Now given their brief affair I can understand her ire, but, you know, at Apple and later as Pattie's, well, lady-in-waiting, she was an employee. And at that point, she wasn't working. She didn't have a home of her own. She was keeping Maureen company and they were being depressed and drunk together. The line between being a friend and and being a freeloader is a tricky one. (BTW, she patches things up with Ringo, who becomes her son's godfather later when she marries the aristo, and stays tight with Maureen, which leads to a milder repeat of the Eric and Pattie situation, as Chris isn't too keen on Maureen's second husband Isaac. Like I said, she's jealous of her girlfriends in the way she's not of the various boys in the band(s). I also found it interesting that she observed, apropos why she never made friends with Anita Pallenberg when she toured with the Stones, that Anita P. was "a man's woman" as opposed to Pattie who was and is "a woman's woman". And when Chris finally gets pregnant, her first thought isn't about her husband, but "how will I tell Pattie?"
Something you may have gathered from the excerpts that I noticed especially because I read this book after Klaus Voorman's memoirs - the narrative "voice" isn't that of today's Miss O'Dell, who is in her 60s, but that of a (slightly breathless) young woman.
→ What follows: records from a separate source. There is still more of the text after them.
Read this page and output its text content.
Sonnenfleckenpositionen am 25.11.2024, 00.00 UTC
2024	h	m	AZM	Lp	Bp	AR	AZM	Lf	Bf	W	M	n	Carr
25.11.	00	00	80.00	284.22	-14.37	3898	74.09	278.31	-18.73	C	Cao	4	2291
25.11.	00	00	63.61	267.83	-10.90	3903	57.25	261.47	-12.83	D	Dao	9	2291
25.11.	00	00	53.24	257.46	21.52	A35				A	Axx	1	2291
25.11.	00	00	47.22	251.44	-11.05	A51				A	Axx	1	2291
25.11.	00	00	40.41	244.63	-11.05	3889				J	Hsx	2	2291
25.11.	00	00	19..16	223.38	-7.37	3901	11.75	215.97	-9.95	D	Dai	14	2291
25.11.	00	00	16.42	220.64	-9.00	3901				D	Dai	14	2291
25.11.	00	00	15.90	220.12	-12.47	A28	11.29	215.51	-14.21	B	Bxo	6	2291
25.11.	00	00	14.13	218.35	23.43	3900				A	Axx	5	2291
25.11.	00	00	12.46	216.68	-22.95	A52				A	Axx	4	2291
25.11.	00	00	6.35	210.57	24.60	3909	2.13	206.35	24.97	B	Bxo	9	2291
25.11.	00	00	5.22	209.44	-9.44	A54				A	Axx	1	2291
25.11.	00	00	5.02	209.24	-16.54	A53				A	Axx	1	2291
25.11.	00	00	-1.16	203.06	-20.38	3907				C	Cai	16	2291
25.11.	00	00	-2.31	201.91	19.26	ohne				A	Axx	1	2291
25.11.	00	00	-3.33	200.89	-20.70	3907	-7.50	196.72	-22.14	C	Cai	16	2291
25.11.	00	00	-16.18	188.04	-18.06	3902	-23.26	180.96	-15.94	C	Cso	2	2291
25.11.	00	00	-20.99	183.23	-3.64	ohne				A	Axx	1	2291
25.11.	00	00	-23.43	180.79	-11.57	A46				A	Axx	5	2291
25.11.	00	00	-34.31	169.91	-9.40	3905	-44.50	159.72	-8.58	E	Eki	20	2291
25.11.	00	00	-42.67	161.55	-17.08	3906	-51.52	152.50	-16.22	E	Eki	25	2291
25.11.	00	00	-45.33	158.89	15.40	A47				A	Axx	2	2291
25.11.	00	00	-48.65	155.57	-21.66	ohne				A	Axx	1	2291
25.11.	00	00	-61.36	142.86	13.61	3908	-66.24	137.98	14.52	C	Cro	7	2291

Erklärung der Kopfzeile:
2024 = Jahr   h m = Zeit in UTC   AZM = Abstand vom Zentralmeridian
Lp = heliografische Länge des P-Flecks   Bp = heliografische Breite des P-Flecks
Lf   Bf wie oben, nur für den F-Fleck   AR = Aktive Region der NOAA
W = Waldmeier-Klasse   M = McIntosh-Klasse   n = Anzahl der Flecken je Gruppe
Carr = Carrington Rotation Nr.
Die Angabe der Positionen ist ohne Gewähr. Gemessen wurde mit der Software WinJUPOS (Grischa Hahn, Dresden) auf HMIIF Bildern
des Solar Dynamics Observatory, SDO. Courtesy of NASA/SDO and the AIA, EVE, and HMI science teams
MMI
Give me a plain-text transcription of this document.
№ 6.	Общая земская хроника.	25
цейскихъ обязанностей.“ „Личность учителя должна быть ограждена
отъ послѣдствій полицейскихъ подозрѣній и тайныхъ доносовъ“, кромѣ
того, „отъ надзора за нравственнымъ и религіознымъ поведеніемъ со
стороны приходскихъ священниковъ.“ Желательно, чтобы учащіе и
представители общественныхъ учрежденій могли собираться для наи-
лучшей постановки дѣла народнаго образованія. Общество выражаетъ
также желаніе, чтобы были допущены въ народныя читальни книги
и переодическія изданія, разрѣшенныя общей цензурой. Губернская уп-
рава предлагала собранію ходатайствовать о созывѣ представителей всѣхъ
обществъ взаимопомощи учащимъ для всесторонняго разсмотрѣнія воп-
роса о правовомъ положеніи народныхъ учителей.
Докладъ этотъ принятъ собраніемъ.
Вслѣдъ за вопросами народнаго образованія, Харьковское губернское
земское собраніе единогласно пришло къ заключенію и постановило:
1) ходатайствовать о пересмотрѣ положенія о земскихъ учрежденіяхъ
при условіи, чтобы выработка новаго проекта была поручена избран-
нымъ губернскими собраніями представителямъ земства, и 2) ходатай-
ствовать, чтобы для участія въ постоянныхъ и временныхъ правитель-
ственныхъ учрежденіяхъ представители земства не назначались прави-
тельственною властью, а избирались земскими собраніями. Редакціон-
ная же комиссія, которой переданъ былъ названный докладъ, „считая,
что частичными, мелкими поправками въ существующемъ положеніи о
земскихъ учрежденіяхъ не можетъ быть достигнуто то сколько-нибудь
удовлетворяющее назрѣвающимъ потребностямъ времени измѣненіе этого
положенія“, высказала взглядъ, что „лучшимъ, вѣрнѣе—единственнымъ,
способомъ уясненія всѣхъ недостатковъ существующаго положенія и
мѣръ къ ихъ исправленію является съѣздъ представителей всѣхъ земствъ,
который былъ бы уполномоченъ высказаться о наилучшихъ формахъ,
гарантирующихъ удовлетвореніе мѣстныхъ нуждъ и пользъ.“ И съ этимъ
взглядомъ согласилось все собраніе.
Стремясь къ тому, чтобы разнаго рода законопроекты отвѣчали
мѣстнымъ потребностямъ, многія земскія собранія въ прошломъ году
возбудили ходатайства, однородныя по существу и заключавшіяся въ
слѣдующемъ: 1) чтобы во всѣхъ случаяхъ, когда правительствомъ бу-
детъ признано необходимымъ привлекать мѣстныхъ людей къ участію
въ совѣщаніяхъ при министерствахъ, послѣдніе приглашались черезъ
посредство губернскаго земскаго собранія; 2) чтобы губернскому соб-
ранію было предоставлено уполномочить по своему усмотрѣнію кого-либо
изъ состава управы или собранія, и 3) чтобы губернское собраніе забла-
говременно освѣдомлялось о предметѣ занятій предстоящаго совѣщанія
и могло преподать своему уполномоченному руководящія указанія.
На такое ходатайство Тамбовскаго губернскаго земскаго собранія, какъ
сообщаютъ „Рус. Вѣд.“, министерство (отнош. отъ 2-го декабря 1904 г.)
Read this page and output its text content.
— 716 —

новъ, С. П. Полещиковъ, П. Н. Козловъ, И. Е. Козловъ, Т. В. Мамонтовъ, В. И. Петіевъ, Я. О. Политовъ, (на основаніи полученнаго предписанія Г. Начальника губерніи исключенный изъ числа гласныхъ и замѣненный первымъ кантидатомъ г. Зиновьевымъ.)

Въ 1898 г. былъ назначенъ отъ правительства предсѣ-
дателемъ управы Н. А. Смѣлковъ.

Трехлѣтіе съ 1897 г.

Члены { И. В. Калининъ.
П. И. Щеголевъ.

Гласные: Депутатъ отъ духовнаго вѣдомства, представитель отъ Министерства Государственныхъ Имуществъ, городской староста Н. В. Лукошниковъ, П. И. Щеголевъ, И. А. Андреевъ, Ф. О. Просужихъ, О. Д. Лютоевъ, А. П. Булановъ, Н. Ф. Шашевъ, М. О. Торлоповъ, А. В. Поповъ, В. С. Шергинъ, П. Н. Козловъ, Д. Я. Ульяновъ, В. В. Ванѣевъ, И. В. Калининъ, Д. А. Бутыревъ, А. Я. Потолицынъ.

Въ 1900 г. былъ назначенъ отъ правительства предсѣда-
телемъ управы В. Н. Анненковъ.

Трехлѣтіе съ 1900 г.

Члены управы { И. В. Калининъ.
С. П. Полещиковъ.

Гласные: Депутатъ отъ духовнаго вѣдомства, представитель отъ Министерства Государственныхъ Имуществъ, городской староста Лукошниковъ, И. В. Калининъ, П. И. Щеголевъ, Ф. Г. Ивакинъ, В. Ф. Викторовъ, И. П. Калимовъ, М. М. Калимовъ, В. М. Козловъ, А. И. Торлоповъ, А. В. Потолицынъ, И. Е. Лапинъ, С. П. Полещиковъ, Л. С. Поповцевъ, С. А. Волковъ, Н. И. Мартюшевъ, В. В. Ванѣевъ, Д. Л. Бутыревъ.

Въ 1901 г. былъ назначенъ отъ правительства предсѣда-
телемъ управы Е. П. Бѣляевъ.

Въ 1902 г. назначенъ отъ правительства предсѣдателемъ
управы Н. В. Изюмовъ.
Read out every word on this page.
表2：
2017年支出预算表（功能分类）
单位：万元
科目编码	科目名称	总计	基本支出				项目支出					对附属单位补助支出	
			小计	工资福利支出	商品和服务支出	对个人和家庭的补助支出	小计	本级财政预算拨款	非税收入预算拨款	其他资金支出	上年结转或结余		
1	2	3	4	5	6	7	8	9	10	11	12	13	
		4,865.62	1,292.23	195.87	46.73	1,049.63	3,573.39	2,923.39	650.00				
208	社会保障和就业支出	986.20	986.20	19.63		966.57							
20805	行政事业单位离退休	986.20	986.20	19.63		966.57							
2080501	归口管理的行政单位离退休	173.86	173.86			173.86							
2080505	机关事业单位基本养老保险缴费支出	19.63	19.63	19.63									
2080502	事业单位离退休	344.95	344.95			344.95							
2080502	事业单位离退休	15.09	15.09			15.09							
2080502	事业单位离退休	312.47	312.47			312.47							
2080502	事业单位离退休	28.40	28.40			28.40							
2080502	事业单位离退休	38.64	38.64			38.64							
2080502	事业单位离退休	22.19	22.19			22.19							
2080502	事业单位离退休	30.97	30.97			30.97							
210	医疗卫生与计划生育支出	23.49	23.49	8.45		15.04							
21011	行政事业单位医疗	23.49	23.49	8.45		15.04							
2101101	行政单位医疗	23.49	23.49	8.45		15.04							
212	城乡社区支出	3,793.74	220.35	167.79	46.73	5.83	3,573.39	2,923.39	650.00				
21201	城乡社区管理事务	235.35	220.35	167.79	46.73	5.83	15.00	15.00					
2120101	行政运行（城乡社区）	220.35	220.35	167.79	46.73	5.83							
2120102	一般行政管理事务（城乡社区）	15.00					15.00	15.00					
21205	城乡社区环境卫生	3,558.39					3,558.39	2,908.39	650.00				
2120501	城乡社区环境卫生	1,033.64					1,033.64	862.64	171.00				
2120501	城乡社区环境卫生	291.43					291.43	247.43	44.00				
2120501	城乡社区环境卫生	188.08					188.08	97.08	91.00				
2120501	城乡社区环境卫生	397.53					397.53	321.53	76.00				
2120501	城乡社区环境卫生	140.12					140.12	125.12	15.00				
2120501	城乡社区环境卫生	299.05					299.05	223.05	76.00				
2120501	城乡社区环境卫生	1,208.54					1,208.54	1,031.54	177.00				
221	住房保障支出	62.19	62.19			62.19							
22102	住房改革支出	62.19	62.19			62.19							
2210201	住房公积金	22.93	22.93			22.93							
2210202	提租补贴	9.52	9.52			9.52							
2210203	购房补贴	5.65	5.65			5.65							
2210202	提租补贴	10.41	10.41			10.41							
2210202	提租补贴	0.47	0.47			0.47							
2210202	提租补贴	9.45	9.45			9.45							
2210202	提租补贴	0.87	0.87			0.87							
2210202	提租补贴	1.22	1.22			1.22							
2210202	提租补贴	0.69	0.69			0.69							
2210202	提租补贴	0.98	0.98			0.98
Same with Pattie's and to a lesser degree Cynthia's books, and with Keith Richards' memoirs you get the impression he sounds alike whether he's 20 or 60, which made the Voormann experience so differen. That was the first of the many rock memoirs I'd read where the narrative voice was explicitly that of an older person, looking back on his youth, sure, but an old man, not as a young one, and very aware of his aging and mortality. Wheres narrative Chris gives you the impression she's not much older than the young woman who was asked by George to stay with him and Pattie (zomg! use of exclamation marks aplenty!!!), or the slightly older woman who was self aware enough to reflect, when touring with Linda Ronstadt and thinking Linda ordering every dessert on a very small menu was decadent, that it said something about her life that this seemed decadent but snorting 500 dollars worth of cocaine per neight with Keith Richards did not.
Favourite story detail: either Chris kicking the girl who was making the moves on George right on front of Pattie or her four magical music moments (The Apple Rooftop concert, singing in the chorus of Hey Jude, dragging Paul to listen to Joe Cocker recording She came in through the bathroom window and attending a Hare Krishna recording session with George). At the end, one leaves her working as a drug counsellor in her hometown of Tucson, Arizona ("to get back where I belonged"), without some California grass, one presumes, and happy to have left the rock'n roll life behind, even though also says she wouldn't want to miss her memories for the world.